Maintenant, si, au lieu de nous asseoir, nous nous laissons tomber sur le canapé, cette fois-ci le téléphone sera propulsé dans les airs… alors même que nous ne l’avions pas touché en tombant. Le contact de notre fessier avec le canapé a été si vif qu’il a créé une onde qui s’est propagée dans le canapé et que le téléphone a ressentie. Les ondes gravitationnelles sont similaires à nos ondes de canapé, à la différence près qu’elles ne proviennent pas d’un fessier, mais d’un événement intense et soudain impliquant un ou plusieurs objets massifs célestes – par exemple une étoile qui implose, deux trous noirs qui entrent en collision… Les ondes qui en résultent voyagent dans l’espace-temps jusqu’à ce que nous en captions les ondulations sur Terre, comme le téléphone sur le canapé, à la différence près que ces ondes sont tellement lointaines qu’elles sont devenues à peine perceptibles sur notre planète !
Interférences
Pour mesurer de telles oscillations, des appareils immenses appelés interféromètres ont été installés dans les États de Washington et de Louisiane, aux États-Unis, mais aussi en Europe. Bien que les détections qu’ils permettent soient l’objet d’une collaboration internationale, nous nous focaliserons ici sur les détecteurs localisés en Amérique du Nord, les premiers à avoir détecté la toute première onde gravitationnelle.
Les interféromètres mesurent des interférences. Ces dernières peuvent se représenter par le fait de jeter deux cailloux à une certaine distance l’un de l’autre, chacun produira des vagues dont la forme changera au moment de leur rencontre : elles interféreront. En regardant simplement les interférences des ondes, on peut déduire les propriétés des ondes à l’origine de celles-ci. Les interféromètres utilisés pour les ondes gravitationnelles sont composés de deux lasers de 4 km de long, perpendiculaires, qui interfèrent optiquement entre eux. Sur une telle distance, si l’espace-temps est déformé, l’onde lumineuse du laser le sera aussi et on pourra voir un nouveau diagramme d’interférence dans l’appareil de mesure. « Voir » est un bien grand terme, car le déplacement qui a été observé est minuscule : de l’ordre d’un millième du diamètre d’un proton (10-18 m).
Toutes les mesures sont effectuées simultanément par les interféromètres de Washington et de Louisiane.
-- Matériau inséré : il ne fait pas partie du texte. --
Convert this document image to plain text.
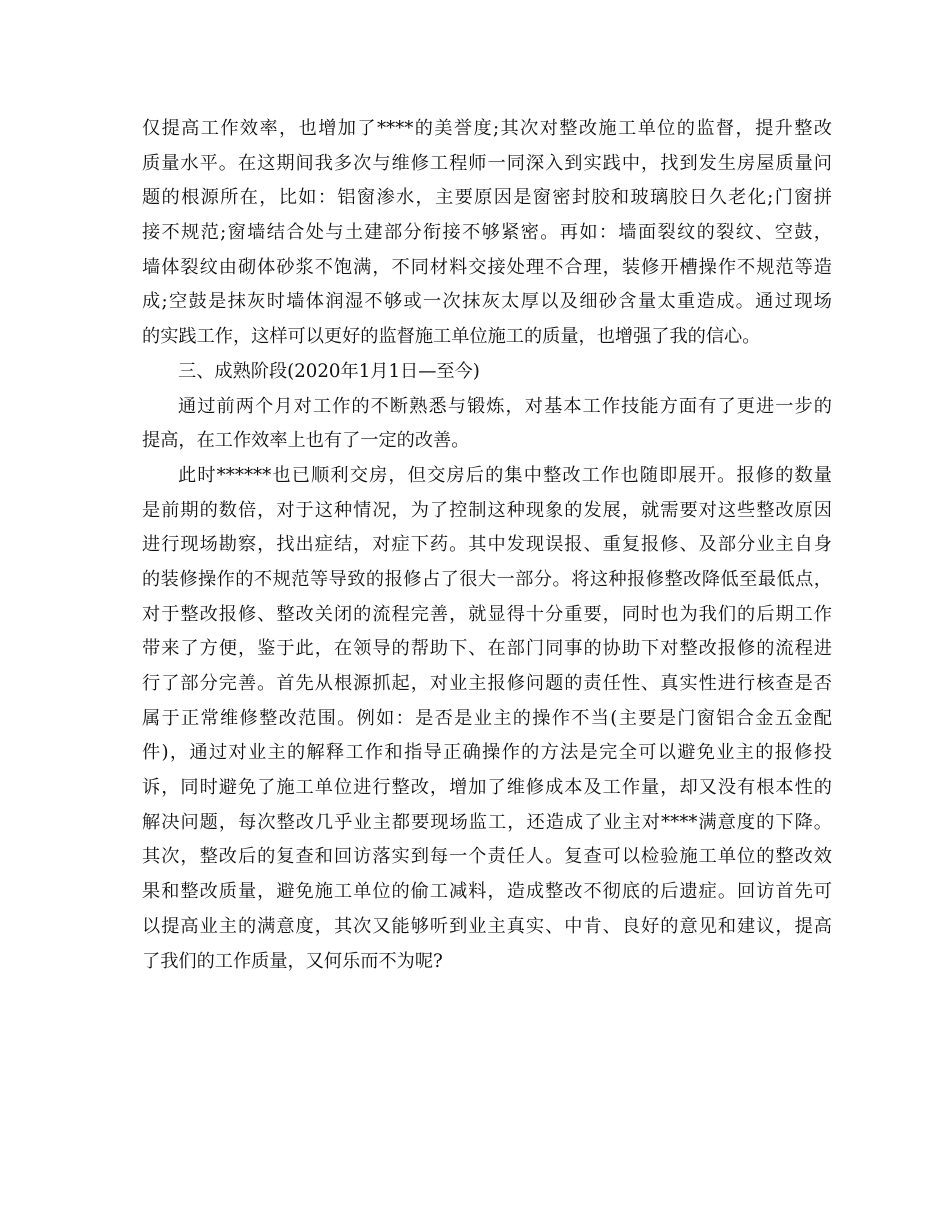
仅提高工作效率，也增加了****的美誉度;其次对整改施工单位的监督，提升整改
质量水平。在这期间我多次与维修工程师一同深入到实践中，找到发生房屋质量问
题的根源所在，比如：铝窗渗水，主要原因是窗密封胶和玻璃胶日久老化;门窗拼
接不规范;窗墙结合处与土建部分衔接不够紧密。再如：墙面裂纹的裂纹、空鼓，
墙体裂纹由砌体砂浆不饱满，不同材料交接处理不合理，装修开槽操作不规范等造
成;空鼓是抹灰时墙体润湿不够或一次抹灰太厚以及细砂含量太重造成。通过现场
的实践工作，这样可以更好的监督施工单位施工的质量，也增强了我的信心。
三、成熟阶段(2020年1月1日—至今)
通过前两个月对工作的不断熟悉与锻炼，对基本工作技能方面有了更进一步的
提高，在工作效率上也有了一定的改善。
此时******也已顺利交房，但交房后的集中整改工作也随即展开。报修的数量
是前期的数倍，对于这种情况，为了控制这种现象的发展，就需要对这些整改原因
进行现场勘察，找出症结，对症下药。其中发现误报、重复报修、及部分业主自身
的装修操作的不规范等导致的报修占了很大一部分。将这种报修整改降低至最低点，
对于整改报修、整改关闭的流程完善，就显得十分重要，同时也为我们的后期工作
带来了方便，鉴于此，在领导的帮助下、在部门同事的协助下对整改报修的流程进
行了部分完善。首先从根源抓起，对业主报修问题的责任性、真实性进行核查是否
属于正常维修整改范围。例如：是否是业主的操作不当(主要是门窗铝合金五金配
件)，通过对业主的解释工作和指导正确操作的方法是完全可以避免业主的报修投
诉，同时避免了施工单位进行整改，增加了维修成本及工作量，却又没有根本性的
解决问题，每次整改几乎业主都要现场监工，还造成了业主对****满意度的下降。
其次，整改后的复查和回访落实到每一个责任人。复查可以检验施工单位的整改效
果和整改质量，避免施工单位的偷工减料，造成整改不彻底的后遗症。回访首先可
以提高业主的满意度，其次又能够听到业主真实、中肯、良好的意见和建议，提高
了我们的工作质量，又何乐而不为呢?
En ayant deux appareils de mesure aussi éloignés l’un de l’autre, on s’assure que les vibrations mesurées proviennent bien d’une source extraterrestre et non d’un séisme local ou simplement de la circulation routière. Car les vibrations, ce n’est pas ce qui manque autour de nous. En permanence, les capteurs détectent les tremblements terriens (le passage d’un avion, des mouvements géologiques, etc.) et cosmiques. Tout se confond, les ondes se mélangent. Il y en a tellement que c’est une cacophonie ! Même si ces oscillations ne sont pas sonores, c’est ce que l’on appelle du bruit : des informations de vibration qui se confondent et qui, a priori, ne nous intéressent pas.
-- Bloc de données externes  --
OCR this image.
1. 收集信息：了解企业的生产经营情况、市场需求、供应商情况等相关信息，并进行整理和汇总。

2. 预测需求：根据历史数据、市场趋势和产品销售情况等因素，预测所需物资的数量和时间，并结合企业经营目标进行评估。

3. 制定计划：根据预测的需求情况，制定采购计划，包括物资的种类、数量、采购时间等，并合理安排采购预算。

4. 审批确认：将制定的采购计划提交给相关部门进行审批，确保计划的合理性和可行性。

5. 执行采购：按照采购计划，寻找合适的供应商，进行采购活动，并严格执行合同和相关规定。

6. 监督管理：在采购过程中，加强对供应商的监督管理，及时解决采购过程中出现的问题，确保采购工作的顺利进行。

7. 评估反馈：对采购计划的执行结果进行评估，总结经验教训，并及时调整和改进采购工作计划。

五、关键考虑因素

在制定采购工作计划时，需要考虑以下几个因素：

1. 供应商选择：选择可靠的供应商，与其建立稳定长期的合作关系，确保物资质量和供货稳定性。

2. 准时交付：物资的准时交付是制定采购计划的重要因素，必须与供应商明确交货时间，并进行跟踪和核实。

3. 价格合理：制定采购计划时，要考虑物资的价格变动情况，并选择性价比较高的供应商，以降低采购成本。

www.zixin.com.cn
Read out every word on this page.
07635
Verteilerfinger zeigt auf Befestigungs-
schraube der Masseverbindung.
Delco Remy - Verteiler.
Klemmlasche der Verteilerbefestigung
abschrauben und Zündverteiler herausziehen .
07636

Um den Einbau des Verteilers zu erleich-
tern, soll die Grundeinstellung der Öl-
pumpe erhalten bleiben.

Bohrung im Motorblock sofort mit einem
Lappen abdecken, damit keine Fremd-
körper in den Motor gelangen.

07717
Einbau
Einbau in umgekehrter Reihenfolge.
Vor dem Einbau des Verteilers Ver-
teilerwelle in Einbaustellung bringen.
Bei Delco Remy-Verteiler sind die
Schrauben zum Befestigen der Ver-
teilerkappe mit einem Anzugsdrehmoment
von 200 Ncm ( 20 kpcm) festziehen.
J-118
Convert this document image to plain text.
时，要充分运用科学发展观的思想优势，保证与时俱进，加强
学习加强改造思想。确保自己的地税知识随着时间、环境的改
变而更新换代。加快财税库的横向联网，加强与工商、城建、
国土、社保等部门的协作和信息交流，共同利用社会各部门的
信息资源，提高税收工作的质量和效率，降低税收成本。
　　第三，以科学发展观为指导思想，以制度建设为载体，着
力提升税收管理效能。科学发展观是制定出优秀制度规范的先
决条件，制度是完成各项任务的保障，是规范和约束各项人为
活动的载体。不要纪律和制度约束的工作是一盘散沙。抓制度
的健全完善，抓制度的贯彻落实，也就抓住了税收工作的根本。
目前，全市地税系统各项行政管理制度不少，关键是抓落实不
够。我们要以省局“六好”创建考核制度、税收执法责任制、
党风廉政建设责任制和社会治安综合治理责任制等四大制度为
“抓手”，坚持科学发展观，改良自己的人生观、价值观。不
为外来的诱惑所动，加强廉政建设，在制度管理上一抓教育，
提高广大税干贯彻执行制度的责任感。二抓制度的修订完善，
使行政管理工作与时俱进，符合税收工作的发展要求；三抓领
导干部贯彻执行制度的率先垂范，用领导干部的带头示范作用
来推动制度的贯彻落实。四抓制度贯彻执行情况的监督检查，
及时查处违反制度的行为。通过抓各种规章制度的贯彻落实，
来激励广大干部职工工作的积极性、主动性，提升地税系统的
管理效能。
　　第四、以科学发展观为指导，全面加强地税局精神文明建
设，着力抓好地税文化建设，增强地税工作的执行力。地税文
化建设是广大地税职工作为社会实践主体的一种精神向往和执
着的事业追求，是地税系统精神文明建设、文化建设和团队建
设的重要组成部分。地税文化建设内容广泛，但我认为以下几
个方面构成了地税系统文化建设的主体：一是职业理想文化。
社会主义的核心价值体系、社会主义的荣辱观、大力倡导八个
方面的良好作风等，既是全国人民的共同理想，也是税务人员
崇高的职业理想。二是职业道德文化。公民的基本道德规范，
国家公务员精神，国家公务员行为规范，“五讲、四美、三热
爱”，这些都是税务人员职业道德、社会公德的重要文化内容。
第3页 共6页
Un signal se distingue du bruit par son intensité, qui est beaucoup plus forte. La notion de rapport signal/bruit est cruciale. Quand, par exemple, vous êtes dans une foule avec un brouhaha ambiant et que, subitement, vous vous retournez parce que quelqu’un commence à parler au micro, c’est parce que le rapport signal/bruit vous a permis de détecter qu’il y avait un son beaucoup plus fort (et sans doute plus important) que le reste. Mais comme vos cris vains pour attirer de loin l’attention de quelqu’un dans une foule bruyante, les signaux à détecter se fondent parfois dans la cacophonie ambiante, ce qui complique la tâche des scientifiques pour les détecter.
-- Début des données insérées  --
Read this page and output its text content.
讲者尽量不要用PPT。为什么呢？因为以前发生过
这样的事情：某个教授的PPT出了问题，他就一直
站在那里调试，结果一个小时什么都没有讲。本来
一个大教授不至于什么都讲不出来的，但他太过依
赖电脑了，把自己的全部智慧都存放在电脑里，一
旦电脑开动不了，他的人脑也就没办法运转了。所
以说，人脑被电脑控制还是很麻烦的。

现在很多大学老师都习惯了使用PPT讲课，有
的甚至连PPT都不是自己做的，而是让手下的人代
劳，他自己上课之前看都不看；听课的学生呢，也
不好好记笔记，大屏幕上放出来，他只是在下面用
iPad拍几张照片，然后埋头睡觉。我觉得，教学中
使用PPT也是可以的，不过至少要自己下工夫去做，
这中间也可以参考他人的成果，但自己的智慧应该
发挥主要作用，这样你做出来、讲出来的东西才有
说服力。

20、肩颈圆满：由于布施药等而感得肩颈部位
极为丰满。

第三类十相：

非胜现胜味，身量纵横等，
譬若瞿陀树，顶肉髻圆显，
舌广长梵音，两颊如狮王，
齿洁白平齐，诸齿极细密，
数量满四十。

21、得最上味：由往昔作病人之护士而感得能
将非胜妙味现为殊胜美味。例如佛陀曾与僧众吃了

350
Le 14 septembre 2015 à 4 h du matin, alors que les détecteurs étaient en phase finale de test, un signal beaucoup plus fort que les autres et d’une durée de 0,15 seconde est apparu sur les instruments de mesure. C’était le premier signal d’une onde gravitationnelle. Un signal d’onde pareil, visible à l’œil nu (ce qui est exceptionnel), correspondait forcément à un événement cosmique majeur.
À partir du signal détecté, on dispose de deux types d’information : la fréquence et l’amplitude des ondes. C’est tout. Avec si peu, il est impossible de deviner quel événement est à l’origine de l’émission de ces ondes. Il faut alors avoir recours à des modèles numériques. Par exemple, sachant comment se forme un trou noir, les physiciens simulent informatiquement, selon tous les scénarios imaginables, ce à quoi pourrait ressembler une onde gravitationnelle résultant de la formation d’un trou noir que l’on capterait sur Terre. Ils ont ainsi construit numériquement une bibliothèque de signaux d’ondes gravitationnelles qu’ils comparent avec les mesures qu’ils prennent. Quand cette comparaison est positive, ils savent que leur simulation est représentative de la réalité.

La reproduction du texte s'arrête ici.